En troisième lieu, que la présomption d'innocence est en train de disparaître. Elle ne vaut plus que pour le ministre de la Justice (par ailleurs avocat de métier, ténor du barreau et accessoirement garde des Sceaux!), coupable à l'insu de son plein gré et donc innocenté. Mais le vulgum pecus que les tribunaux médiatiques désignent, celui-là doit être exécuté sans autre forme de procès.
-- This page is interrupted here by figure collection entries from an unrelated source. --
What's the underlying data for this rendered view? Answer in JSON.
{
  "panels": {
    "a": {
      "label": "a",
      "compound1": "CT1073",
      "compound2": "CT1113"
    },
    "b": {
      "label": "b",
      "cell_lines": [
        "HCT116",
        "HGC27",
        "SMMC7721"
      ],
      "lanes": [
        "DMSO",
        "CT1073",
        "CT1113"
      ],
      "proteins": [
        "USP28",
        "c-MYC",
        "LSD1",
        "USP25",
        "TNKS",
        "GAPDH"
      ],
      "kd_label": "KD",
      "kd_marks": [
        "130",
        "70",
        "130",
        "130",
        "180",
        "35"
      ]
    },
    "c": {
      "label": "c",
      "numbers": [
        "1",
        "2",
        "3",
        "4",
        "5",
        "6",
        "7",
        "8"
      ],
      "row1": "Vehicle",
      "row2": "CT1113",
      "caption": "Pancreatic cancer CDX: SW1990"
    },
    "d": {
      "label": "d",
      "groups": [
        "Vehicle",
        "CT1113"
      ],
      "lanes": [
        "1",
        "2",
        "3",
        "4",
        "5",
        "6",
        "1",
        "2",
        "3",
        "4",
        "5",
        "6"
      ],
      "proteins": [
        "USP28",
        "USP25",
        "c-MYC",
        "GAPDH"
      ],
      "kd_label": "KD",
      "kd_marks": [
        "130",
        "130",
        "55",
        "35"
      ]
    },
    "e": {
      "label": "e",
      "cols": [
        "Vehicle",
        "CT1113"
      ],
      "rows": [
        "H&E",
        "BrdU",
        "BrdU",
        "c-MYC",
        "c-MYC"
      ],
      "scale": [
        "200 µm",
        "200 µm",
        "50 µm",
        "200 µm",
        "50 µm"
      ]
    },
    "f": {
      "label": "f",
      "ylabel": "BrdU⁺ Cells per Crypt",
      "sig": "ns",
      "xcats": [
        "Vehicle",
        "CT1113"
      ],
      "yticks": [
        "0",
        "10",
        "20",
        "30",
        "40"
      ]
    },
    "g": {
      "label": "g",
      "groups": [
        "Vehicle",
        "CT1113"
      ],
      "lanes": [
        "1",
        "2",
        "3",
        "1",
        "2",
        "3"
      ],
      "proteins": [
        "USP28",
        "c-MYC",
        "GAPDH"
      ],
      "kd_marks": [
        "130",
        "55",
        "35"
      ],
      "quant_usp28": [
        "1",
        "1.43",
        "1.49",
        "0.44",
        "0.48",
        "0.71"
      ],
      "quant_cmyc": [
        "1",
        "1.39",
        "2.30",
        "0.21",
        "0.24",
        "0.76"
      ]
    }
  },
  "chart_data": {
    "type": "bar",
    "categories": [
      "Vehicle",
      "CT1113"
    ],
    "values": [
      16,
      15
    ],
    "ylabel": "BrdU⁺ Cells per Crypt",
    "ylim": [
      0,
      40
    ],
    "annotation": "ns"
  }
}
Il y a quelques années, une philosophe (sic) féministe avait déclaré qu'en matière de violences et de crimes dont les femmes sont les victimes, il fallait inverser la charge de la preuve et donc l'homme (le mâle si possible blanc) mis en cause est donc présumé coupable jusqu'à ce qu'il ait réussi à prouver son innocence... Les tribunaux populaires à la sauce maoïste des années 1970 se portent bien. L'idéologie a changé, mais la pratique demeure et chacun peut jouir tranquillement de sa puissance dans le maniement du fouet symbolique. Compensation de toutes les frustrations que nous subissons dans ce monde de plus en plus surveillé, contrôlé, policé et de plus en plus soumis aux « brigades des mœurs » façon Téhéran.
En quatrième lieu, nous assistons à un phénomène propre au monde de la connexion généralisée, l'abolition entre le public et le privé et entre le commun et l'intime. Si on faisait le compte des artistes qui furent de «gros cons» et de «gros porcs» dans l'intimité, on viderait fissa les musées et les bibliothèques. Pourquoi ne pas interdire Sade ? Et André Gide ?, etc. Et ce monsieur Rodin, comment se comporta-t-il vis-à-vis de Camille Claudel ? Il est vrai que tous ceux-là ont la chance d'être morts et de n'être pas encore passés au tribunal woke. Mais on apprend que, tout mort qu'il soit, Serge Gainsburg est sur la sellette : à ceux qui veulent donner son nom à une station de métro, il est reproché par une pétition ses « violences contre les femmes », ses « tendances pédocriminelles » et son apologie de l'inceste (rien que ça). Qu'un nombre considérable de rues et d'avenues de notre pays portent le nom de M. Thiers, un politicien retors, qui a vendu la France aux Allemands en 1870 et organisé la plus terrible répression anti-ouvrière de notre histoire avec les dizaines de milliers de morts de la Semaine sanglante, cela ne dérange nullement nos censeurs. Mais Gainsbourg, vous n'y penbursez pas ! Ses chansons prouvent que c'était un vicieux ! Qu'on déterre son cadavre et qu'on lui coupe la tête ! Les Américains adorent les criminels de guerre tant qu'ils ne commettent pas d'infidélités conjugales ou ne se font faire quelques gâteries dans leur bureau de la Maison Blanche. Nous voilà sur la même pente.
En vérité, toute cette histoire pue la mort. La mort d'une civilisation à laquelle, en toute bonne foi, les « braves gens » apportent leur concours.